# will this work????



## sk8z3r04lif3 (Dec 28, 2007)

this is the case i want http://www.geeks.com/details.asp?invtid=BLK-0212-4HL-RED&cat=CAS&cpc=CASbsc

and this is my computer mainboard 

Board: MICRO-STAR INTERNATIONAL CO., LTD MS-6721
Bus Clock: 100 megahertz
BIOS: Phoenix Technologies, LTD 6.00 PG 02/20/2003


will it fit?? idk how i can tell if it would


----------



## ebackhus (Apr 21, 2005)

That's a mid-tower case that will support mATX and regular ATX motherboards so yours will fit. Just DO NOT use the power supply that comes with it.


----------



## sk8z3r04lif3 (Dec 28, 2007)

thanks for your help!!!!!!! =p


----------



## kodi (Jun 30, 2004)

Just two possible problems, as ebachus said don't trust the power supply and it doesn't have a front fan to help with cooling.


----------



## Bruno (Jul 7, 2004)

According to the MSI site, your mobo is the microATX form factor.
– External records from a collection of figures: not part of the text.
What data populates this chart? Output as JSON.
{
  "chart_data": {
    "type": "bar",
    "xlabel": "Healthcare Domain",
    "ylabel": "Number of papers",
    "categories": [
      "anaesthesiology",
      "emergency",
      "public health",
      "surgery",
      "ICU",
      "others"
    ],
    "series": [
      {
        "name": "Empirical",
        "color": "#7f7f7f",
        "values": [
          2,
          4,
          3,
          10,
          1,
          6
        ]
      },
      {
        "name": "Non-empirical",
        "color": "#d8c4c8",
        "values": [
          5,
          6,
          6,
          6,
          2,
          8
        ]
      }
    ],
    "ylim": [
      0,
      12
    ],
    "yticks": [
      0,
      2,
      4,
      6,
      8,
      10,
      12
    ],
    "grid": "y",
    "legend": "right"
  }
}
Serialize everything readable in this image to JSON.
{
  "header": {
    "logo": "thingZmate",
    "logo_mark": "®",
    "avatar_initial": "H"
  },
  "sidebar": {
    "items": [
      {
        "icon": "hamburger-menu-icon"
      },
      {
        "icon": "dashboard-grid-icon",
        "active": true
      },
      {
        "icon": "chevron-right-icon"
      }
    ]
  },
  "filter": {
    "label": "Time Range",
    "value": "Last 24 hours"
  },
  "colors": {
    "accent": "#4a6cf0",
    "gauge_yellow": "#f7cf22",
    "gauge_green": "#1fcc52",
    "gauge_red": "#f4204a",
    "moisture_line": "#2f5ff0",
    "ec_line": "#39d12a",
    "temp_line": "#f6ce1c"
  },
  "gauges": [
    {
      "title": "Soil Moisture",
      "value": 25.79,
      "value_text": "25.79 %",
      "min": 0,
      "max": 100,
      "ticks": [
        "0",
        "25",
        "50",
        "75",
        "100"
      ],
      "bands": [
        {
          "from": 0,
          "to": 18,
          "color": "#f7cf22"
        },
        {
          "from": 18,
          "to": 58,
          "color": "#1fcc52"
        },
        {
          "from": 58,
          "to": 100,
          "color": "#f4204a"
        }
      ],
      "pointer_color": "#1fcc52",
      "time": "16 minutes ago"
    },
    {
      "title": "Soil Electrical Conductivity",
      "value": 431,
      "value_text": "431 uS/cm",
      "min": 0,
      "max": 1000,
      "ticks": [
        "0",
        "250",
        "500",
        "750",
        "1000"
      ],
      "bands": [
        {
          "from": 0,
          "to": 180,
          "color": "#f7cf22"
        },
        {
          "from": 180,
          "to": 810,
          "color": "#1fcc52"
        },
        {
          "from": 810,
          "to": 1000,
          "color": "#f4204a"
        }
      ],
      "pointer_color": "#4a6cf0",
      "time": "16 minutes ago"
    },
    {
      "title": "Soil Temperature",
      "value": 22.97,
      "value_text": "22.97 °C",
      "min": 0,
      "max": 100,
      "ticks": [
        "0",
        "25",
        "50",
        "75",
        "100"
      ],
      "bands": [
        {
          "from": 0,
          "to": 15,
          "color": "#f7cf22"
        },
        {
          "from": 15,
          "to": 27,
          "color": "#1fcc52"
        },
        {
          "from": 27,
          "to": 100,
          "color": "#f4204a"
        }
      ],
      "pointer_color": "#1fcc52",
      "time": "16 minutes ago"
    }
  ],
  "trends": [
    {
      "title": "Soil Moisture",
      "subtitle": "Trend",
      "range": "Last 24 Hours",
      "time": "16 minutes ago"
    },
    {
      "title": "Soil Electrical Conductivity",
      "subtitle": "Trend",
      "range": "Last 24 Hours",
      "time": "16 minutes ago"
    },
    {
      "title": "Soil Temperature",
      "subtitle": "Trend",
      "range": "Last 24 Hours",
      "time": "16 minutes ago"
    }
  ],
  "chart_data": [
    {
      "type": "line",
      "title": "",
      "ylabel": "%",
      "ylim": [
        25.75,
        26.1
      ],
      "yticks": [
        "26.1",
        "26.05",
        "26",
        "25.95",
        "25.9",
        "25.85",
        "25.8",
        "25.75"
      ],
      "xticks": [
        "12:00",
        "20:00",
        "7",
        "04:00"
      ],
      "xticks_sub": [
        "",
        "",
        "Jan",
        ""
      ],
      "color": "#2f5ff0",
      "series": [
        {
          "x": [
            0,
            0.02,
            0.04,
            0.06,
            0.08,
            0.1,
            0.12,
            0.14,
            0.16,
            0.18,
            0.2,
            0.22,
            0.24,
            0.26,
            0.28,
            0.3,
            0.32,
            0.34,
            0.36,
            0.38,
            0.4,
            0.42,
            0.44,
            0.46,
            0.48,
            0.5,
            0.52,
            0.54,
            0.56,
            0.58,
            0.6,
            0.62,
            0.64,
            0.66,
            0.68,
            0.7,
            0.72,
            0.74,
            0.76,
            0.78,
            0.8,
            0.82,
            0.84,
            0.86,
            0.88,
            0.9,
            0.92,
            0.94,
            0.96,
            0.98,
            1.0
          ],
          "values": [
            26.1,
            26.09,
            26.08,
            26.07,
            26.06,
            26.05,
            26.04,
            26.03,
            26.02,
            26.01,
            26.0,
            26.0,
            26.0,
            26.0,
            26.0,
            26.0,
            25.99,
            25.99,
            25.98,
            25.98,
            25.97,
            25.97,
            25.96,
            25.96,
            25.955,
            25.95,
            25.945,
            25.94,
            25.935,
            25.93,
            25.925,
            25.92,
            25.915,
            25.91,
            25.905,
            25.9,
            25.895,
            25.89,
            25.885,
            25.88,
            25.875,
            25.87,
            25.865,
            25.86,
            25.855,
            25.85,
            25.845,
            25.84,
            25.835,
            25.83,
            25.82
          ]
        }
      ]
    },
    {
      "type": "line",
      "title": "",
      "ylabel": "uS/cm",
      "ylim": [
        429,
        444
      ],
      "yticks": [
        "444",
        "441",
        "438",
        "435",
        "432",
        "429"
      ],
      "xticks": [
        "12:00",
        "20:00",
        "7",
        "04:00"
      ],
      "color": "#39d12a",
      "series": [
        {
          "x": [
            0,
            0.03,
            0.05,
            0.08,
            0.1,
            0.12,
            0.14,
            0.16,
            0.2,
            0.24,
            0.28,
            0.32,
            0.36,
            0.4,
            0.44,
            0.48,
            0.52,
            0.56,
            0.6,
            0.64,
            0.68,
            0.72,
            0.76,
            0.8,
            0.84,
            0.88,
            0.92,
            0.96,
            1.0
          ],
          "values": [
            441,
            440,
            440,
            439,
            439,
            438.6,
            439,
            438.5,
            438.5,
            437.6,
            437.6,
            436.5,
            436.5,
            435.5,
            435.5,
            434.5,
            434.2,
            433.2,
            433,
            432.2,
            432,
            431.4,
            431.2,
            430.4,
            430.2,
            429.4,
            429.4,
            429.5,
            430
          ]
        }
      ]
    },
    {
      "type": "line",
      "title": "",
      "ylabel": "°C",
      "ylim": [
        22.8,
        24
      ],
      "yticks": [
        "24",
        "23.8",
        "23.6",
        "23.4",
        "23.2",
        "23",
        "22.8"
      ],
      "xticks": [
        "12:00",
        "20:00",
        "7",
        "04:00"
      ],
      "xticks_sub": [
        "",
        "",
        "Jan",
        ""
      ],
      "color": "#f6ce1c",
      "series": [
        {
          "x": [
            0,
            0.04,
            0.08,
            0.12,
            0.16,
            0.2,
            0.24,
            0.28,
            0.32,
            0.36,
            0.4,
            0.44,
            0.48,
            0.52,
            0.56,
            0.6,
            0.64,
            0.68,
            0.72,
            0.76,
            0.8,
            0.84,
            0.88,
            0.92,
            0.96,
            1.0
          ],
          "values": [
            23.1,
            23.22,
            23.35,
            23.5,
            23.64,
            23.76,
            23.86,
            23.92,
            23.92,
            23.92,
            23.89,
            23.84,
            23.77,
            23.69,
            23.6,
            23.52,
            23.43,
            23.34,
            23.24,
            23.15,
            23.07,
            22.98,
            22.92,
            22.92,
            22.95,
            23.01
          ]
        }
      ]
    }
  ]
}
According to the specs for the case you are interested in, it does support microATX motherboard form factor. You should be good to go.


----------



## TheMatt (May 9, 2006)

Yeah. I would look at getting a front fan or hard drive cooler and then another rear exhaust fan for the expansion slot. We can all probably agree that the power supply that comes with that case should not be used.


----------